For the six month period ended June 30, 2011, income from investments in partially-owned entities was approximately $0.8 million, as compared to a loss of approximately $1.5 million for the comparable period in 2010, an increase of approximately $2.3 million. As a result of the new economic terms in our Cambridge investment (as outlined in the Omnibus Agreement dated April 15, 2011, which was retroactive as of January 1, 2011), we receive a preferential distribution of cash flow from operations with a target distribution rate of 12% of our $40 million fixed dollar investment with any cash flow from operations in excess of the target distribution rate being retained by Cambridge. We will no longer recognize 85% of the operating income or loss (after depreciation and amortization) with respect to the Cambridge Portfolio. Our income for the six months ended June 30, 2011 consisted of the sum of $1.1 million representing 85% of the operating loss of Cambridge for the first quarter of 2011 and $1.2 million representing the preferential return under the terms of the Omnibus Agreement. Going forward, we will recognize income on the investment each period equal to our preferential return. We recognized our share of equity income in our SMC investment of approximately $0.6 million for the six months ended June 30, 2011. In addition, an impairment loss of approximately $0.1 million was recognized on our SMC investment during the six month period ended June 30, 2011.

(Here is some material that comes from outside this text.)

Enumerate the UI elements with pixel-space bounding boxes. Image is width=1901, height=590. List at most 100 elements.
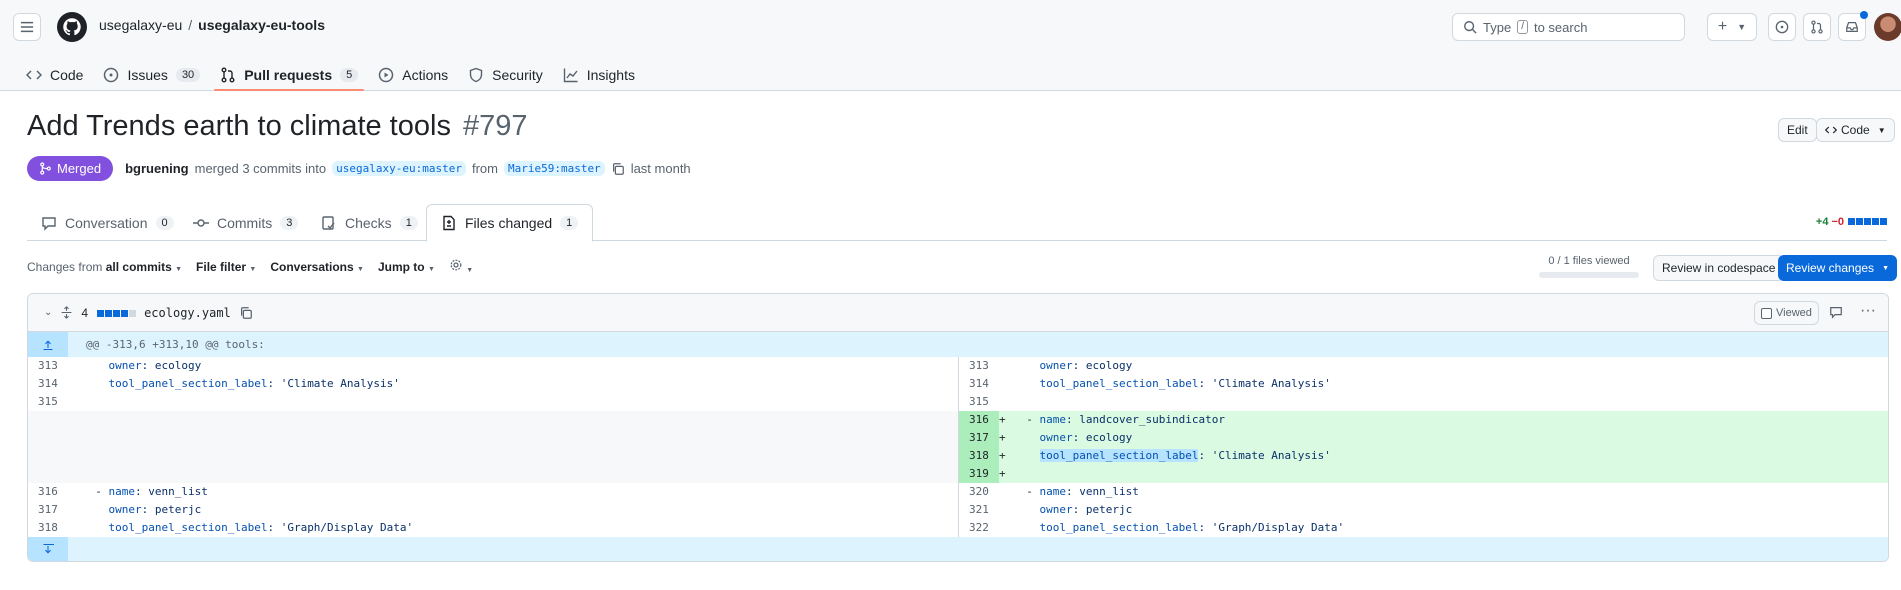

Net cash provided by operating activities for the six months ended June 30, 2011 amounted to approximately $3.2 million as compared with approximately $2.6 million used in operating activities for the six months ended June 30, 2010, an increase of approximately $5.8 million. The positive change in cash from operating activities is primarily a result of the buy out payment to our former manager of $7.5 million during the six months ended June 30, 2010, which did not occur during the six months ended June 30, 2011, as well as a reduction in legal fees of approximately $1.8 million from the six months ended June 30, 2010. Net loss before adjustments was approximately $46,000 for the six months ended June 30, 2011. Distributions from investments in partially-owned entities added $2.2 million. Non-cash charges for straight-line effects of lease revenue, stock based compensation for shares issued to directors and related parties, income from investments in partially-owned entities, impairment on investments, unrealized loss on derivative instruments and depreciation and amortization provided approximately $3.0 million. The net change in operating assets provided approximately $0.4 million and consisted of a decrease in accrued interest receivable and decrease in other assets. The net change in operating liabilities used approximately $0.2 million and consisted of a decrease in accounts payable and accrued expenses and a decrease in other liabilities, including amounts due to a related party.


Net cash provided by investing activities for the six months ended June 30, 2011 was approximately $7.4 million as compared with approximately $15.9 million for the six months ended June 30, 2010, a decrease of approximately $8.5 million. The decrease is primarily attributable to the sale of a loan to a third party for $5.9 million and loan repayments received of $10.7 million which occurred during the first six months of 2010, as compared with loan repayments received of approximately $1.6 million along with an increase in cash from a return on investment in partially-owned entities of $6.1 million associated with the sale of three (3) of the Company’s four (4) properties in its SMC investment during the comparable period in 2011.